Rivalry games, the ones where teams' records don't matter, where players are reminded of tradition, where the victors hoist a traveling trophy before their cheering student section, are disappearing from the high school football landscape.
Call it the unintended consequences of adding a seventh class in 2012 and killing conferences in favor of the district scheduling model in 2015. But some teams are scheduling opponents with parity and playoff positioning in mind, not pomp and circumstance.
Perhaps no game on Friday's slate better reflects changing times than Apple Valley hosting Park of Cottage Grove. The Class 5A programs are budding rivals playing a game with section playoff implications. The host Eagles have ended the Wolfpack's past two seasons.
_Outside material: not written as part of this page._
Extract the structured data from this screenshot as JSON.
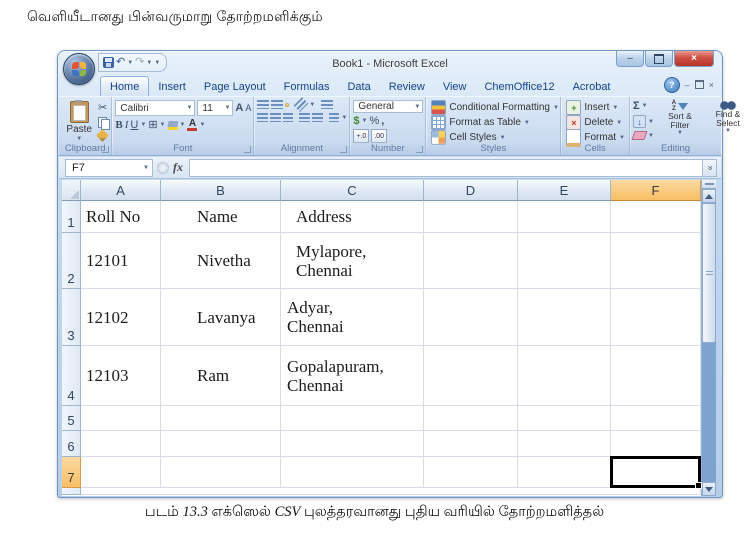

Apple Valley, meanwhile, plays none of its fellow School District 196 programs Eagan, Eastview (located in Apple Valley) and Rosemount. Those teams reside in Class 6A because of larger enrollments. The Eagles are one of several metro-area programs with schedules that leave alumni perplexed.
"I told the kids on Monday that this is a rivalry game even if they don't see it that way," Apple Valley coach Chad Clendening said. "Park is a team in our district, so that's a rivalry to me."
Wolfpack coach Darin Glazier values parity and a good experience over rivalries. Park languished near the bottom of the Suburban East Conference, posting just one winning record in the conference in 10 seasons before district scheduling brought relief in 2015.
"That was the shot in the arm we needed," said Glazier, whose teams haven't played fellow District 833 schools East Ridge and Woodbury since 2014. "The state the program was in, there were no more rivalries. Apple Valley has beaten us two years in a row, but those were healthy battles for us."
Andover also jettisoned surrounding rival communities Anoka and Blaine — 6A programs — for one that better suited its Class 5A status. And while drives to play unfamiliar opponents such as Alexandria, Chisago Lakes and Cambridge-Isanti are measured in many miles rather than a few minutes, the trade-off hasn't hurt the experience.